Shiels believes that the husbands of these women, Francis Michael Cleary, Farrell Hogg, and Nicholas Sheppell, left  poor lives in Ireland in order to eventually make a better life for their families in America. During this time, service on behalf of the Union Army in the American Civil War was much more financially lucrative than a farmer or laborer’s allowance in impoverished Ireland. As he continued to research the connections between these women, Shiels discovered appeals made by an employee of the U.S. Consulate in Ireland to the Commissioner of Pensions in Washington, DC. The records showed that a case was made for the women to receive their deceased husbands’ pensions. The records indicate not only where, when, and at what age the men had passed away, but also that they left behind 15 children among them.

Because these records were digitized through a partnership with the National Archives and Fold3, they were available for a researcher in Ireland to discover and use. Since Mr. Shiels is based in Ireland and has no physical access to the U.S. National Archives, finding these records online was extremely valuable. In addition to labeling the NARA/Fold3 holdings on the Civil War Widows’ Pensions an “underused resource by many Civil War scholars,” Shiels also states  that:

“I firmly believe it is one of the finest repositories of information on 19th century Irish emigrants both in Ireland and the US available, but is completely unknown by Irish historians… None of my work on pensions would be possible without the exceptional effort currently taking place in the National Archives to digitize this material and make it available online via Fold3.”

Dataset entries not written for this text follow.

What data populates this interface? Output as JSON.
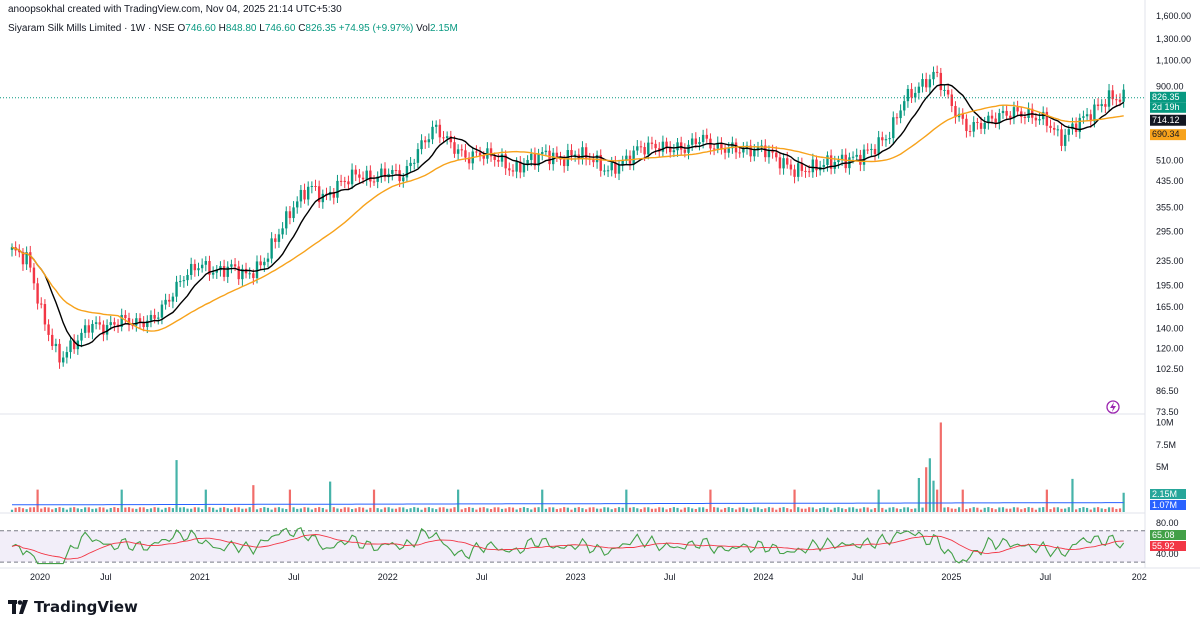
{
  "header": {
    "text": "anoopsokhal created with TradingView.com, Nov 04, 2025 21:14 UTC+5:30"
  },
  "legend": {
    "symbol": "Siyaram Silk Mills Limited · 1W · NSE",
    "o_label": "O",
    "o_value": "746.60",
    "h_label": "H",
    "h_value": "848.80",
    "l_label": "L",
    "l_value": "746.60",
    "c_label": "C",
    "c_value": "826.35",
    "change": "+74.95 (+9.97%)",
    "vol_label": "Vol",
    "vol_value": "2.15M"
  },
  "chart_data": {
    "type": "candlestick",
    "price_scale": "log",
    "price_axis_ticks": [
      "1,300.00",
      "1,100.00",
      "900.00",
      "510.00",
      "435.00",
      "355.00",
      "295.00",
      "235.00",
      "195.00",
      "165.00",
      "140.00",
      "120.00",
      "102.50",
      "86.50",
      "73.50"
    ],
    "price_axis_top_label": "1,600.00",
    "x_axis_labels": [
      "2020",
      "Jul",
      "2021",
      "Jul",
      "2022",
      "Jul",
      "2023",
      "Jul",
      "2024",
      "Jul",
      "2025",
      "Jul",
      "202"
    ],
    "volume_axis_ticks": [
      "10M",
      "7.5M",
      "5M"
    ],
    "rsi_axis_ticks": [
      "80.00",
      "40.00"
    ],
    "price_series": [
      {
        "date": "2020-01",
        "close": 255
      },
      {
        "date": "2020-02",
        "close": 240
      },
      {
        "date": "2020-03",
        "close": 150
      },
      {
        "date": "2020-04",
        "close": 110
      },
      {
        "date": "2020-05",
        "close": 125
      },
      {
        "date": "2020-06",
        "close": 145
      },
      {
        "date": "2020-07",
        "close": 140
      },
      {
        "date": "2020-08",
        "close": 150
      },
      {
        "date": "2020-09",
        "close": 145
      },
      {
        "date": "2020-10",
        "close": 150
      },
      {
        "date": "2020-11",
        "close": 175
      },
      {
        "date": "2020-12",
        "close": 210
      },
      {
        "date": "2021-01",
        "close": 230
      },
      {
        "date": "2021-02",
        "close": 215
      },
      {
        "date": "2021-03",
        "close": 225
      },
      {
        "date": "2021-04",
        "close": 210
      },
      {
        "date": "2021-05",
        "close": 230
      },
      {
        "date": "2021-06",
        "close": 290
      },
      {
        "date": "2021-07",
        "close": 360
      },
      {
        "date": "2021-08",
        "close": 420
      },
      {
        "date": "2021-09",
        "close": 380
      },
      {
        "date": "2021-10",
        "close": 430
      },
      {
        "date": "2021-11",
        "close": 460
      },
      {
        "date": "2021-12",
        "close": 440
      },
      {
        "date": "2022-01",
        "close": 470
      },
      {
        "date": "2022-02",
        "close": 450
      },
      {
        "date": "2022-03",
        "close": 560
      },
      {
        "date": "2022-04",
        "close": 660
      },
      {
        "date": "2022-05",
        "close": 580
      },
      {
        "date": "2022-06",
        "close": 520
      },
      {
        "date": "2022-07",
        "close": 540
      },
      {
        "date": "2022-08",
        "close": 520
      },
      {
        "date": "2022-09",
        "close": 470
      },
      {
        "date": "2022-10",
        "close": 510
      },
      {
        "date": "2022-11",
        "close": 540
      },
      {
        "date": "2022-12",
        "close": 510
      },
      {
        "date": "2023-01",
        "close": 540
      },
      {
        "date": "2023-02",
        "close": 520
      },
      {
        "date": "2023-03",
        "close": 470
      },
      {
        "date": "2023-04",
        "close": 500
      },
      {
        "date": "2023-05",
        "close": 560
      },
      {
        "date": "2023-06",
        "close": 570
      },
      {
        "date": "2023-07",
        "close": 560
      },
      {
        "date": "2023-08",
        "close": 560
      },
      {
        "date": "2023-09",
        "close": 610
      },
      {
        "date": "2023-10",
        "close": 560
      },
      {
        "date": "2023-11",
        "close": 560
      },
      {
        "date": "2023-12",
        "close": 550
      },
      {
        "date": "2024-01",
        "close": 560
      },
      {
        "date": "2024-02",
        "close": 510
      },
      {
        "date": "2024-03",
        "close": 470
      },
      {
        "date": "2024-04",
        "close": 480
      },
      {
        "date": "2024-05",
        "close": 500
      },
      {
        "date": "2024-06",
        "close": 510
      },
      {
        "date": "2024-07",
        "close": 520
      },
      {
        "date": "2024-08",
        "close": 560
      },
      {
        "date": "2024-09",
        "close": 620
      },
      {
        "date": "2024-10",
        "close": 820
      },
      {
        "date": "2024-11",
        "close": 900
      },
      {
        "date": "2024-12",
        "close": 1000
      },
      {
        "date": "2025-01",
        "close": 780
      },
      {
        "date": "2025-02",
        "close": 650
      },
      {
        "date": "2025-03",
        "close": 680
      },
      {
        "date": "2025-04",
        "close": 720
      },
      {
        "date": "2025-05",
        "close": 740
      },
      {
        "date": "2025-06",
        "close": 720
      },
      {
        "date": "2025-07",
        "close": 700
      },
      {
        "date": "2025-08",
        "close": 600
      },
      {
        "date": "2025-09",
        "close": 680
      },
      {
        "date": "2025-10",
        "close": 740
      },
      {
        "date": "2025-11",
        "close": 826
      }
    ],
    "ma_fast_last": "714.12",
    "ma_slow_last": "690.34",
    "last_price": "826.35",
    "countdown": "2d 19h",
    "volume_last": "2.15M",
    "volume_ma_last": "1.07M",
    "rsi_last": "65.08",
    "rsi_ma_last": "55.92",
    "colors": {
      "up": "#089981",
      "down": "#f23645",
      "ma_fast": "#000000",
      "ma_slow": "#f7a21b",
      "rsi": "#43a047",
      "rsi_ma": "#f23645",
      "volume_ma": "#2962ff",
      "vol_ma_badge": "#2962ff"
    }
  },
  "footer": {
    "brand": "TradingView"
  }
}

170th New York, Corcoran's Irish Legion

170th New York, Corcoran’s Irish Legion on reserve picket duty. A significant amount of Irish immigrants fought for both the North and the South during the American Civil War. Photo Courtesy Library of Congress

If you’d like to learn more about the digitization project that Mr. Shiels used in his research, check out the Civil War Widows’ Pension Digitization Project video on the National Archives’ YouTube channel.

One thought on “Stories From Our Holdings: Irish Researchers Study Civil War Records from the NARA/Fold3 Collaboration

  1. What a grand project this is. I have begun to use the Fold3 holdings after reading the findings of Mr Shiels. I anxiously await the new releases in the Fold3 system.